PREMIER ACTE ET SCÈNES COUPÉES
Les dernières bandes-annonces interminables, diverses et variées sont projetées, puis les lumières de la salle de cinéma s’éteignent enfin. La projection du film espéré depuis des dizaines d’années peut commencer. Les logos Warner Bros, RatPac (que l’on ne verra probablement plus suite aux révélations faites sur le pitoyable Brett Ratner) et DC défilent sur un thème de Danny Elfman qui rappelle beaucoup trop les compositions lisses de Marvel Studio. L’inquiétude sur la Marvelisation du DC Films commence d’entrée de jeu, mais est vite balayée par un court prologue et une première scène extrêmement efficaces. Vous êtes de ceux qui ont su apprécier l’ambiance sombre, authentique et fidèle de Gotham City et le traitement de Batman par Zack Snyder dans Batman V Superman ? Alors vous serez d’autant plus comblé par cette première scène. Imaginez ce que Batman et sa Gotham City des comics et de la série animée de Bruce Timm et Paul Dini donneraient dans un film live, amplifiez le résultat par 2. Ajoutez ensuite une composition musicale de l’âge d’or de Danny Elfman telles ses créations sur Batman et Batman Returns de Tim Burton et sur le générique de la série animée et vous obtenez ce que constitue la première scène de Justice League.

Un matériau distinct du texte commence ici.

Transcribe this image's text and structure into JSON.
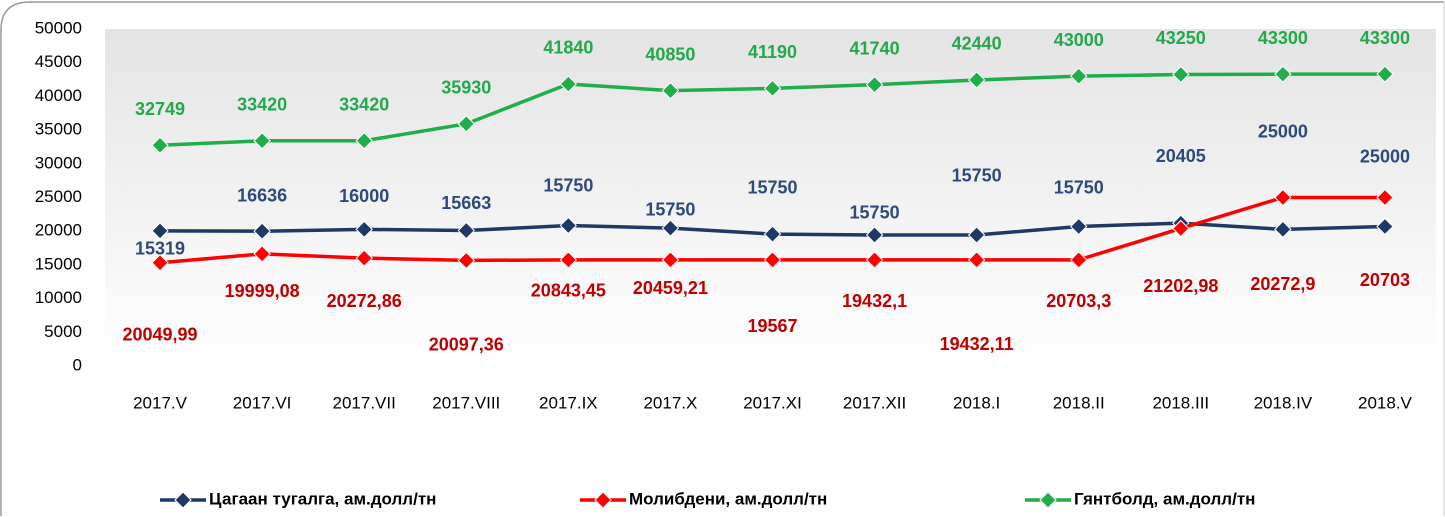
{
  "chart_data": {
    "type": "line",
    "categories": [
      "2017.V",
      "2017.VI",
      "2017.VII",
      "2017.VIII",
      "2017.IX",
      "2017.X",
      "2017.XI",
      "2017.XII",
      "2018.I",
      "2018.II",
      "2018.III",
      "2018.IV",
      "2018.V"
    ],
    "series": [
      {
        "name": "Цагаан тугалга, ам.долл/тн",
        "color": "#1f3864",
        "label_color": "#c00000",
        "values": [
          20049.99,
          19999.08,
          20272.86,
          20097.36,
          20843.45,
          20459.21,
          19567,
          19432.1,
          19432.11,
          20703.3,
          21202.98,
          20272.9,
          20703
        ],
        "value_labels": [
          "20049,99",
          "19999,08",
          "20272,86",
          "20097,36",
          "20843,45",
          "20459,21",
          "19567",
          "19432,1",
          "19432,11",
          "20703,3",
          "21202,98",
          "20272,9",
          "20703"
        ]
      },
      {
        "name": "Молибдени, ам.долл/тн",
        "color": "#ff0000",
        "label_color": "#2e4a7a",
        "values": [
          15319,
          16636,
          16000,
          15663,
          15750,
          15750,
          15750,
          15750,
          15750,
          15750,
          20405,
          25000,
          25000
        ]
      },
      {
        "name": "Гянтболд, ам.долл/тн",
        "color": "#1fae4b",
        "label_color": "#23a84c",
        "values": [
          32749,
          33420,
          33420,
          35930,
          41840,
          40850,
          41190,
          41740,
          42440,
          43000,
          43250,
          43300,
          43300
        ]
      }
    ],
    "ylim": [
      0,
      50000
    ],
    "yticks": [
      0,
      5000,
      10000,
      15000,
      20000,
      25000,
      30000,
      35000,
      40000,
      45000,
      50000
    ],
    "grid": false
  }
}
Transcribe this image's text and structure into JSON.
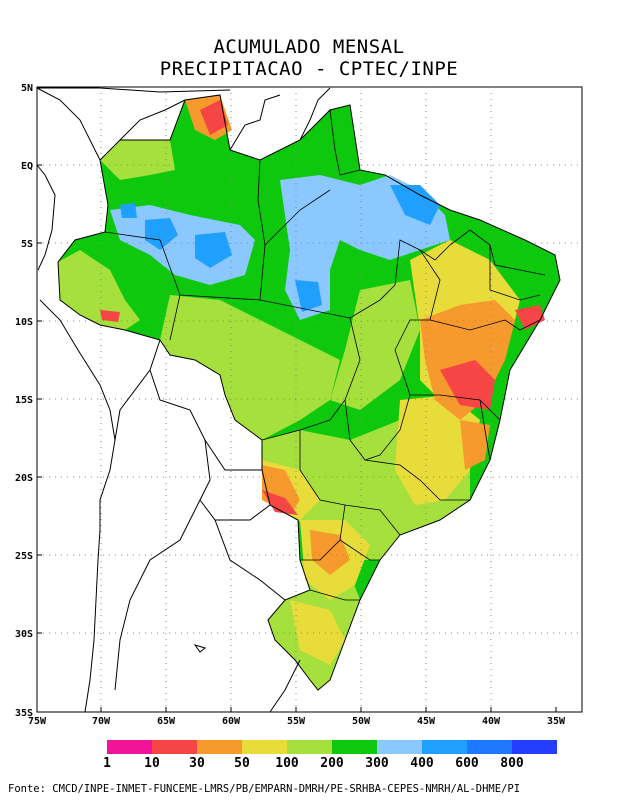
{
  "title_line1": "ACUMULADO MENSAL",
  "title_line2": "PRECIPITACAO - CPTEC/INPE",
  "lat_ticks": [
    "5N",
    "EQ",
    "5S",
    "10S",
    "15S",
    "20S",
    "25S",
    "30S",
    "35S"
  ],
  "lon_ticks": [
    "75W",
    "70W",
    "65W",
    "60W",
    "55W",
    "50W",
    "45W",
    "40W",
    "35W"
  ],
  "legend": {
    "colors": [
      "#f0149a",
      "#f54545",
      "#f79a2e",
      "#e8dc3a",
      "#a6e03c",
      "#0ec80e",
      "#8ac8ff",
      "#1fa0ff",
      "#1e78ff",
      "#233cff"
    ],
    "labels": [
      "1",
      "10",
      "30",
      "50",
      "100",
      "200",
      "300",
      "400",
      "600",
      "800"
    ]
  },
  "source": "Fonte: CMCD/INPE-INMET-FUNCEME-LMRS/PB/EMPARN-DMRH/PE-SRHBA-CEPES-NMRH/AL-DHME/PI"
}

Après cela, place au générique d’ouverture, parfaite continuité de Batman V Superman nous montrant le monde après la mort du kryptonien et ses conséquences, sur l’efficace « Everybody knows » de Sigrid, dont le style est semblable aux meilleures chansons utilisées dans les ouvertures des James Bond. Dans cette sublime séquence, saluons l’ingénieuse idée de la une du Metropolis Post intitulée « Did they return to their planet ? » avec les photos de David Bowie, Superman et Prince. Il est extrêmement rare de voir dans les blockbusters l’utilisation de l’actualité concernant la perte d’artistes talentueux. Ensuite, direction Londres avec une scène de Wonder Woman, qui rappelle les comics et les films de Superman. Cependant, il est dommage de constater qu’un plan montré dans les bandes-annonces ait été ici supprimé.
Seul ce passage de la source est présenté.